Pain App Lets Patients ‘Paint’ Their Pain

By Pat Anson, PNN Editor

There are dozens of mobile apps that can help chronic pain patients track their symptoms, send reports to doctors, get health tips and even keep tabs on the weather.

GeoPain, a free app recently launched by a University of Michigan startup, takes the technology a step further. Instead of just giving a single number on a pain scale of zero to 10, patients can “paint” their pain on multiple locations on a 3D image of the human body.

The app’s creators say visually mapping the pain gives doctors a better idea of the pain’s location, severity, it’s possible cause and the best way to treat it.

“We can dissect the pain with greater precision, in one patient or several, and across multiple body locations,” says Alexandre DaSilva, co-founder of MoxyTech and director of the Headache & Orofacial Pain Effort Laboratory at the U-M School of Dentistry.

“Whether the patient has a migraine, fibromyalgia or dental pain, we can measure whether a particular medication or clinical procedure is effective for each localized or spread pain condition. Geopain is a GPS for pain health care.”

Patients can also use GeoPain to show their doctors a visual recording of a pain flare long after the flare has ended.

“What patients are responding to the most is the visual tracking of their pain over time. They have shared some great stories of how they can now cleary show doctors how their pain has changed, which helps give them credibility and speeds up treatment,” Eric Maslowski, MoxyTech’s co-founder and chief technology officer, wrote in an email to PNN.

“Many clinicians like the visual nature of the app and ease of use. What was surprising to us initially was their interest in it for documenting patient visits for insurance and liability.” 

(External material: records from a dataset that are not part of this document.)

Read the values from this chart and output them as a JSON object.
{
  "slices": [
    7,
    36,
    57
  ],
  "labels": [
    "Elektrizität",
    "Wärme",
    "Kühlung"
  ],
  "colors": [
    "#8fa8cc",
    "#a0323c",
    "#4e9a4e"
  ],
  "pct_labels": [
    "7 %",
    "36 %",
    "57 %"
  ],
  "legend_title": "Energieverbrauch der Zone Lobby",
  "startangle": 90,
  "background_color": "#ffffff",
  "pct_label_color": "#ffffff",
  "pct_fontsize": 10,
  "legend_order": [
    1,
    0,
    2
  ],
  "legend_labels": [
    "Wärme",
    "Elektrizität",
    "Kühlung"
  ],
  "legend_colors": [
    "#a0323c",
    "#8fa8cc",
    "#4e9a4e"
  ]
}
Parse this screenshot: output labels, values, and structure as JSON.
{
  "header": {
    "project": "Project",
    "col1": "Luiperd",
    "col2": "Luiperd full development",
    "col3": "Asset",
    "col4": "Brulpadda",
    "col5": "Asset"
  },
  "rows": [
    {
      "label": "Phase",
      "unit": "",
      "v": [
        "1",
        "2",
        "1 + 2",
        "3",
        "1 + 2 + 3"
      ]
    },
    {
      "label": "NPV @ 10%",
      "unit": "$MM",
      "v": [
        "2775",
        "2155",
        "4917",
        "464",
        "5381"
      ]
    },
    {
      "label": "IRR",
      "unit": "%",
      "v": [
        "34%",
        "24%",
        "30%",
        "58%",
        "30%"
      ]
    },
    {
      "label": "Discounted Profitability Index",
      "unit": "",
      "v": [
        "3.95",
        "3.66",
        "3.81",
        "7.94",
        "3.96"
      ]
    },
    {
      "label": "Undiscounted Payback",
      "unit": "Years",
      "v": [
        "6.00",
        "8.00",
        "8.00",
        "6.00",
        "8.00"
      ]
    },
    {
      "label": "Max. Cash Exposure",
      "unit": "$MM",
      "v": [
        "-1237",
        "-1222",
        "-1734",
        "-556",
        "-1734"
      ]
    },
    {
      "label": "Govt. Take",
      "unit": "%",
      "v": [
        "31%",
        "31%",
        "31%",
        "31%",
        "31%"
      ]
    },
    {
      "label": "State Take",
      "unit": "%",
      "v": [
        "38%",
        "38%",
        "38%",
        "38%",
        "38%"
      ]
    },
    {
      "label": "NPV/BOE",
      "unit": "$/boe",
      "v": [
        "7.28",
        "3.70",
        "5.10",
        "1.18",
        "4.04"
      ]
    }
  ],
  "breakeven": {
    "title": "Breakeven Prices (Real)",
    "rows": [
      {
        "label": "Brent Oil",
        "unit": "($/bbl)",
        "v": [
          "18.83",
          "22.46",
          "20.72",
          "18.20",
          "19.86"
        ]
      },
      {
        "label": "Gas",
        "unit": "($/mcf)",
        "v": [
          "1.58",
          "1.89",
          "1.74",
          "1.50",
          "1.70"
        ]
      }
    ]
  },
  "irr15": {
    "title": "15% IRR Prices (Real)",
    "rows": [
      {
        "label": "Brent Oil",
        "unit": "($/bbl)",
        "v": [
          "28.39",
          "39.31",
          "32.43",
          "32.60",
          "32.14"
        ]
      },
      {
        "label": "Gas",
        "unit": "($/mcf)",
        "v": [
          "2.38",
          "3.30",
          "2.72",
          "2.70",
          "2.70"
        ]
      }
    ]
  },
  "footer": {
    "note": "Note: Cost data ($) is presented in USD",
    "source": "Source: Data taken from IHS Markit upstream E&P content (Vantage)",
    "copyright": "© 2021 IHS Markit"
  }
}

The app was initially created to track pain in patients enrolled in studies on migraine and chronic pain at the University of Michigan. Research showed that GeoPain data directly correlates with opioid activity in the brains of chronic pain patients, suggesting it might be useful in clinical trials to measure the effectiveness of pain medication.

The free app is available at Google Play, Apple’s App Store and at GeoPain.com.